Herbal infusions, commonly referred to as herbal teas, are among the most widely consumed hot beverages. The popularity of herbal teas is mainly due to their claimed health-related properties and consumers’ preference for their specific taste and aroma. Herbal teas are sold in the market mainly as tea bags and ground or fragmented loose products. Because it is difficult to identify the botanical origin of a ground or processed product by its appearance, herbal products such as teas, spices, and dietary supplements are vulnerable to accidental contamination, deliberate substitution, or admixing with a less commercially valuable herbal species and undeclared fillers.

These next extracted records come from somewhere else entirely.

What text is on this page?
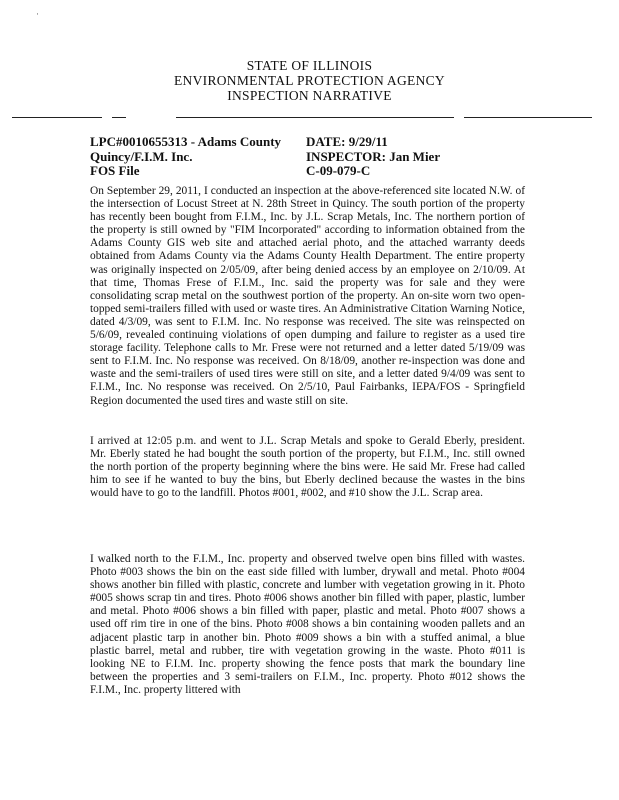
·
STATE OF ILLINOIS
ENVIRONMENTAL PROTECTION AGENCY
INSPECTION NARRATIVE
LPC#0010655313 - Adams County
Quincy/F.I.M. Inc.
FOS File
DATE: 9/29/11
INSPECTOR: Jan Mier
C-09-079-C
On September 29, 2011, I conducted an inspection at the above-referenced site located N.W. of the intersection of Locust Street at N. 28th Street in Quincy. The south portion of the property has recently been bought from F.I.M., Inc. by J.L. Scrap Metals, Inc. The northern portion of the property is still owned by "FIM Incorporated" according to information obtained from the Adams County GIS web site and attached aerial photo, and the attached warranty deeds obtained from Adams County via the Adams County Health Department. The entire property was originally inspected on 2/05/09, after being denied access by an employee on 2/10/09. At that time, Thomas Frese of F.I.M., Inc. said the property was for sale and they were consolidating scrap metal on the southwest portion of the property. An on-site worn two open-topped semi-trailers filled with used or waste tires. An Administrative Citation Warning Notice, dated 4/3/09, was sent to F.I.M. Inc. No response was received. The site was reinspected on 5/6/09, revealed continuing violations of open dumping and failure to register as a used tire storage facility. Telephone calls to Mr. Frese were not returned and a letter dated 5/19/09 was sent to F.I.M. Inc. No response was received. On 8/18/09, another re-inspection was done and waste and the semi-trailers of used tires were still on site, and a letter dated 9/4/09 was sent to F.I.M., Inc. No response was received. On 2/5/10, Paul Fairbanks, IEPA/FOS - Springfield Region documented the used tires and waste still on site.
I arrived at 12:05 p.m. and went to J.L. Scrap Metals and spoke to Gerald Eberly, president. Mr. Eberly stated he had bought the south portion of the property, but F.I.M., Inc. still owned the north portion of the property beginning where the bins were. He said Mr. Frese had called him to see if he wanted to buy the bins, but Eberly declined because the wastes in the bins would have to go to the landfill. Photos #001, #002, and #10 show the J.L. Scrap area.
I walked north to the F.I.M., Inc. property and observed twelve open bins filled with wastes. Photo #003 shows the bin on the east side filled with lumber, drywall and metal. Photo #004 shows another bin filled with plastic, concrete and lumber with vegetation growing in it. Photo #005 shows scrap tin and tires. Photo #006 shows another bin filled with paper, plastic, lumber and metal. Photo #006 shows a bin filled with paper, plastic and metal. Photo #007 shows a used off rim tire in one of the bins. Photo #008 shows a bin containing wooden pallets and an adjacent plastic tarp in another bin. Photo #009 shows a bin with a stuffed animal, a blue plastic barrel, metal and rubber, tire with vegetation growing in the waste. Photo #011 is looking NE to F.I.M. Inc. property showing the fence posts that mark the boundary line between the properties and 3 semi-trailers on F.I.M., Inc. property. Photo #012 shows the F.I.M., Inc. property littered with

Researchers from turkey now developed a DNA assay to authenticate the botanical origin of herbal teas. They tested the efficiency of a PCR-capillary electrophoresis (PCR-CE) approach on commercial herbal tea samples using two noncoding plastid markers, the trnL intron and the intergenic spacer between trnL and trnF. The authors call these markers DNA Barcodes which is incorrect as none of them is a community-wide accepted DNA region. Nevertheless, it is not the first time trnL was used in a study related to DNA-based species identification and the results are quite promising.
Single ingredient teas and different admixtures of pairs of herbal species were tested (linden/peppermint; sage/anise; rose hip/chamomile; sage/linden) and the researchers were able to identify deviations from standards (listed ingredients) which were further investigated by isolation of the alien fragments for sequencing. In one case a chamomile tea sample clearly contained other non-listed ingredients and a search in public databases revealed that it contained rosemary and was mislabeled as a single-ingredient product.
It is important to note that the utility of the PCR-CE barcode assays proposed in this work is not limited to herbal teas but can be extended to authenticate all types of processed herbal products or raw material. When an appropriate genomic region with sufficient interspecific size variation is selected as the analyte, capillary electrophoresis analysis is a faster, more cost-efficient, less equipment and labor/expertise demanding, and relatively simple alternative to sequencing for herbal product authenticity analyses. PCR-CE assays can be standardized for individual products by employing references based on the ingredients list and applied as routine tests for the verification of botanical origin. PCR-CE assays can also be coupled with sequencing any time adulteration is suspected in a sample.